The problem is that there's no competition. There's no real YouTube alternative that content creators can post to.

[–] simple@lemm.ee 16 points 1 year ago (1 children)

That's because video hosting platforms aren't profitable. Anyone that's trying to do what youtube is doing will either have shortcomings or go bankrupt.

[–] lustrum@sh.itjust.works 3 points 1 year ago (1 children)

Does some of the payouts need normalising? Some of the bigger content creators make absolutely bank for hardly doing anything with little overheads.
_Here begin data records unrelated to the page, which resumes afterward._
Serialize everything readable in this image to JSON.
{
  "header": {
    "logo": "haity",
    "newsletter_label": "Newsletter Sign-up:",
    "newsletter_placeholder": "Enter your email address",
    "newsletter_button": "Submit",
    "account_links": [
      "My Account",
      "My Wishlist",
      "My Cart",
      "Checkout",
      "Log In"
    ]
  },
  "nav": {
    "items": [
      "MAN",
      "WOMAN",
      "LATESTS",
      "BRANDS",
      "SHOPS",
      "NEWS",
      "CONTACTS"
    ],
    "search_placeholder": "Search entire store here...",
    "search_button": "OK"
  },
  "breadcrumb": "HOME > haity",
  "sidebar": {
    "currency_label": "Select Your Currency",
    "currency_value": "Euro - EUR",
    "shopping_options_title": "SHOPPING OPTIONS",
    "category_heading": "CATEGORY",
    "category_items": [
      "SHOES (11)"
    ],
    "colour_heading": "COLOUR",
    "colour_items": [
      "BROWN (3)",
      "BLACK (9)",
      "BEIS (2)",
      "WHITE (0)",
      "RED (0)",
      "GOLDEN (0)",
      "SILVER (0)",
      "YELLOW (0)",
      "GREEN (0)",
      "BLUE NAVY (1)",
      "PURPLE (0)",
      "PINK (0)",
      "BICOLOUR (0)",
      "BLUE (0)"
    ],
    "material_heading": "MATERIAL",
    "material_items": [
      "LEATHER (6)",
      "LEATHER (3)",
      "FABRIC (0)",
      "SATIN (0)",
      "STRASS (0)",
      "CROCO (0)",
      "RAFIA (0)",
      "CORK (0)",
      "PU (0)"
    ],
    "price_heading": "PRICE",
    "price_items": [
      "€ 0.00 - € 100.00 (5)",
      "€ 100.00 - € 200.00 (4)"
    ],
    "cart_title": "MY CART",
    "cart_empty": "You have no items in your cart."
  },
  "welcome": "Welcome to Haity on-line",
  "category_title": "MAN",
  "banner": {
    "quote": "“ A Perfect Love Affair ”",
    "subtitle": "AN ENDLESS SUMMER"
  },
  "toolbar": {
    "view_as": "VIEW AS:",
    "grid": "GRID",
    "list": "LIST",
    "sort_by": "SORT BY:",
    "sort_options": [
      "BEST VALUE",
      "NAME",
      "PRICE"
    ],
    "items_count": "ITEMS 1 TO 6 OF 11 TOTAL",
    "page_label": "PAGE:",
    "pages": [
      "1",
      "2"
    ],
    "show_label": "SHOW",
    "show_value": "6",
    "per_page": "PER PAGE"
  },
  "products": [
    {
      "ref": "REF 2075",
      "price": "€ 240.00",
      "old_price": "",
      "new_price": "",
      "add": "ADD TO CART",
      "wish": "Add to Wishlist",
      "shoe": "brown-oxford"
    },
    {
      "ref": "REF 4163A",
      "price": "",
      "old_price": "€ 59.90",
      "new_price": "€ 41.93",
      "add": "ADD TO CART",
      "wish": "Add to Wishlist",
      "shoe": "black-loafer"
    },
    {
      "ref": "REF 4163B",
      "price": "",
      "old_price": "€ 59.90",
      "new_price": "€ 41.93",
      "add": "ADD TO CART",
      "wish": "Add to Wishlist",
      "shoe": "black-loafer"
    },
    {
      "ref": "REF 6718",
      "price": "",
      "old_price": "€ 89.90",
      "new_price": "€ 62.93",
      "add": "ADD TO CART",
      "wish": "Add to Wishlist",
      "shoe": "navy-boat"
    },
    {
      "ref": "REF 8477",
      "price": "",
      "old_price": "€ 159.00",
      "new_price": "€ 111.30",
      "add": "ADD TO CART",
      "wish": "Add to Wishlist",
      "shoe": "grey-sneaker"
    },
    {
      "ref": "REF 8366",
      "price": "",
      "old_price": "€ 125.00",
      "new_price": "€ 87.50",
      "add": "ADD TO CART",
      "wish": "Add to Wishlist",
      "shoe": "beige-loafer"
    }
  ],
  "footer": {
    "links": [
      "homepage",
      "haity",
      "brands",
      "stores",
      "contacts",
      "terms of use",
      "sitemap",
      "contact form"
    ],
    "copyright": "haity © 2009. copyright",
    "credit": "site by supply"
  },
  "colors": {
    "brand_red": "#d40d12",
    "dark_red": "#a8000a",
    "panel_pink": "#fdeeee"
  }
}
[–] simple@lemm.ee 11 points 1 year ago

Most of people's earnings on YT are thanks to sponsors, not actually Youtube's own ads. Youtube's ad partnership has gotten really bad, the payments are reportedly not good at all while it's really easy to get demonetized.

Pretty much every major YT channel makes sponsored segments now or have a patreon, I'm pretty sure YT's ads are just to try generating profit.

[–] spudwart@spudwart.com 7 points 1 year ago* (last edited 1 year ago)

Not just that, but anytime there is an alternative it gets flooded with neo-nazis, grifters, scammers and other garbage that would otherwise be banned on Youtube. But because the platform is small and uprising, or they were designed specifically for that purpose, they look the other way.

[–] rwhitisissle@lemmy.world 5 points 1 year ago

And the reality is there never will be anything that can meaningfully compete. Not anymore. Youtube has inertia. It’s not just that content creators get part of the advertising or that Youtube functionally advertises their channels based on related content algorithms. It’s also that youtube has over a decade of historical material. It’s the largest collection of video content in the history of the planet. Ever. By far. The age of “people are going to ditch your service for a competitor’s” is long gone. We are squarely in the age of the solid internet, which is ruled by a handful of very large, very powerful corporations, who do not really have to worry about “new competition,” because the scale of their operations is so vast, so well established as a part of the culture, and so astronomically expensive to maintain that nothing new could ever hope to compete.